Потому что не знала, к каким последствиям все приведет. Да если бы и знала – все равно послала бы. Именно об этой части истории я как раз не жалела.
– И все же, если погибших не было…
– Погибших не было, хватило и пострадавших, а еще выпущенных и вынужденно упокоенных учебных экспонатов, и разгромленной в ходе этого упокоения лаборатории, – перечислила общий ущерб я. – К тому же я не сильно держалась за учебу, коллектив как-то не располагал к ее продолжению.
– А дома? Тебя наказали за отчисление? – Я нахмурилась, точно помня, что про дом я никогда Эдриану не рассказывала. – Ты не сирота, Лара, я уже догадался.
– Да.
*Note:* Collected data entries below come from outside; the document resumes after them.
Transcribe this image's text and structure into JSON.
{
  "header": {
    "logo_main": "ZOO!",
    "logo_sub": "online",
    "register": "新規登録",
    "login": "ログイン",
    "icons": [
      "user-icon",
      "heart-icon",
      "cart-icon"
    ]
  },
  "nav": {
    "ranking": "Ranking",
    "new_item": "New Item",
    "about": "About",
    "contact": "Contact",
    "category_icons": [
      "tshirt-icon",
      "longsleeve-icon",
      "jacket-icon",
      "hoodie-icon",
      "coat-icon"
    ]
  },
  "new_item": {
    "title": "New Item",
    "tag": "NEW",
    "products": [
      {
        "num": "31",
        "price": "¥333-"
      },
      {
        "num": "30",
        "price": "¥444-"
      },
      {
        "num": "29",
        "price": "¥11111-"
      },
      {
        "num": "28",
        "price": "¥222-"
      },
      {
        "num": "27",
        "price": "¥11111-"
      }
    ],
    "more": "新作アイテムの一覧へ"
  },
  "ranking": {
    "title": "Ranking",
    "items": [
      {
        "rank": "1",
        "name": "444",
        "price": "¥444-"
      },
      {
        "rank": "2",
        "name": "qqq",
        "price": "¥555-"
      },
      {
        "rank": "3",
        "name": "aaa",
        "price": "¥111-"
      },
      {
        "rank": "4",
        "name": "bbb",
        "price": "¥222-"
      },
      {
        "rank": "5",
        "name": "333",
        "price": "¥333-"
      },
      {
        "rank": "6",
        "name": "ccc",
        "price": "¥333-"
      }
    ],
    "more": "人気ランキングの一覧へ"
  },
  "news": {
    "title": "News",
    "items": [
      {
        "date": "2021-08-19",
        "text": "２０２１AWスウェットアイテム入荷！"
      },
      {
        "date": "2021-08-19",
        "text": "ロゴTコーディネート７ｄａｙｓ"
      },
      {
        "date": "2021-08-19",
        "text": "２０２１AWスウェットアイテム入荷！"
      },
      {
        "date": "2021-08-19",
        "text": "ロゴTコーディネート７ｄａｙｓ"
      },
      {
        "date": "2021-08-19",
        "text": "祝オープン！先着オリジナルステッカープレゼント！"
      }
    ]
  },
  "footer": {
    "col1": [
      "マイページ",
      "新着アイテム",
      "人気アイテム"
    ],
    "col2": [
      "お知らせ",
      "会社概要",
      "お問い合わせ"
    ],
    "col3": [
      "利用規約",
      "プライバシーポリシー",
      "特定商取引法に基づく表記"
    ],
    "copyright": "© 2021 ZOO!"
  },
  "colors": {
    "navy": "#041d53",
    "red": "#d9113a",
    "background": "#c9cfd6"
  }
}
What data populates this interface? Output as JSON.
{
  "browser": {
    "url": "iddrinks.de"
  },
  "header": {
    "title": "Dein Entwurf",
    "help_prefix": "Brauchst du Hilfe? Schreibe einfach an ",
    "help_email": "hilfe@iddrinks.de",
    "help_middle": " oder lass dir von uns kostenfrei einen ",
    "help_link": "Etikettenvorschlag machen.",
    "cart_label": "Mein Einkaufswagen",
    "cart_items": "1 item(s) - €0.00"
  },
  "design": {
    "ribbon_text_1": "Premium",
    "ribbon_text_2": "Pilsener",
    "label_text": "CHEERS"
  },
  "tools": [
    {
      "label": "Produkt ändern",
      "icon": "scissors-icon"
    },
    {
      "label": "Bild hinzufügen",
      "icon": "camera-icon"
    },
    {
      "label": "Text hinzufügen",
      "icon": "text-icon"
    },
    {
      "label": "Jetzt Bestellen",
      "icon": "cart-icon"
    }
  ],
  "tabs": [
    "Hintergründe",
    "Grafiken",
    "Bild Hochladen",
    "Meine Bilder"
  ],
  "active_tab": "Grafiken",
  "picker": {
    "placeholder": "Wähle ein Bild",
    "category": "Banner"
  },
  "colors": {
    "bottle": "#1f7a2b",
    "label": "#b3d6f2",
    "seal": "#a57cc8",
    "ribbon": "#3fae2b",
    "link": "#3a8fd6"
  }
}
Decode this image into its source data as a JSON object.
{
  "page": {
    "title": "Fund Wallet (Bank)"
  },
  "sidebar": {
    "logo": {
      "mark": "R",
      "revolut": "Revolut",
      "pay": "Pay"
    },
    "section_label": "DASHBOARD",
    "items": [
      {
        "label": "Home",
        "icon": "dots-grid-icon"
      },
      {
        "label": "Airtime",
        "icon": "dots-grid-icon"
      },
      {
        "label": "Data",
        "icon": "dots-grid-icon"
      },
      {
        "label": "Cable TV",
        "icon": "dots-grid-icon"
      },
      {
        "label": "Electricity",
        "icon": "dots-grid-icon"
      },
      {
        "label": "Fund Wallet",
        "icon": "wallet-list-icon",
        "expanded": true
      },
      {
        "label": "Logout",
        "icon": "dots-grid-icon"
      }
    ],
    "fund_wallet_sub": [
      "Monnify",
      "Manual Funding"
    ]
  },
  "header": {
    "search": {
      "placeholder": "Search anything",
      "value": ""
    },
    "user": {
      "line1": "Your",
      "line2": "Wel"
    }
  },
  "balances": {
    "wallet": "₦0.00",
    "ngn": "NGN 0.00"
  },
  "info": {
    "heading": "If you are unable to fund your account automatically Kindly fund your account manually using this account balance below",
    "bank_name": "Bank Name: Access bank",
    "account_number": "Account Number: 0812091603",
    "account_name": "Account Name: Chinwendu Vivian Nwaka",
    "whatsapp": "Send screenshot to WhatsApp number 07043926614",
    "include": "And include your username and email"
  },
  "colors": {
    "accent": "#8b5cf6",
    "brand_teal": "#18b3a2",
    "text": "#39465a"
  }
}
А еще за разрыв помолвки.
– У тебя сорвалась помолвка из-за отчисления? – И столько недоверия в голосе.
– Понимаешь, тот парень, с которым у меня в академии не заладилось, и был моим женихом, – пояснила я. – И я только потом поняла, что он специально провоцировал меня. Его семья не одобрила бы, если бы инициатором разрыва стал он. А тут вроде как все случилось по моей вине. И вообще, какая может быть свадьба, если невеста неблагонадежная и нестабильная?
– Да уж… – Эдриан снова откинулся на спину.
– Зато замуж за него выходить не пришлось, – улыбнулась гревшей меня и по сей день мысли. – Не представляю, как бы мы с ним ужились.
– Мне ты сначала тоже не обрадовалась, – напомнил напарник. – А сейчас, кажется, мы неплохо сработались.
– Как боевая связка? – Я с улыбкой вспомнила сегодняшнее короткое сражение с бандитами.
– И это тоже, – подтвердил Эдриан. – Но согласись, не так уж и плохо летать вдвоем.
– Не так уж и плохо, – согласилась я и из вредности добавила: – Но и не так уж хорошо!
Парень тихо рассмеялся.
На этом наш разговор окончательно завершился, а потом я погрузилась в сладкий, но короткий сон, прервавшийся еще до рассвета.
– Просыпайся, – шепнули мне.
– Уже? – простонала я, натягивая одеяло к самому носу.
– Да, пора, – твердо сказал Эдриан. – Возможно, мы еще успеем что-то найти.
Точно! Морис!
Я рывком сдернула одеяло и села на кровати, от души растерев ладонями лицо. Не время спать. Умылась прохладной водой из графина и переплела растрепавшиеся за ночь косы. Эдриан даже кровать за собой заправил, хотя я себя обычно подобным не утруждала. Вот она, военная дисциплина. Или просто правильное воспитание.
В трактире все еще спали, по залу разносился храп тех, кому не хватило комнат или денег на них. Мы тихо прокрались к выходу, где на стуле кемарил немолодой охранник, он даже не проснулся, когда мы открыли тяжелую задвижку и вышли наружу.
Прохлада ночи в предрассветный час смыла остатки сна. Я подобралась и застегнула до конца куртку, надетую поверх комбинезона. На востоке только-только начинало светлеть, на западе догорали последние звезды. Мы поднялись в воздух и полетели навстречу Матушке и новому дню.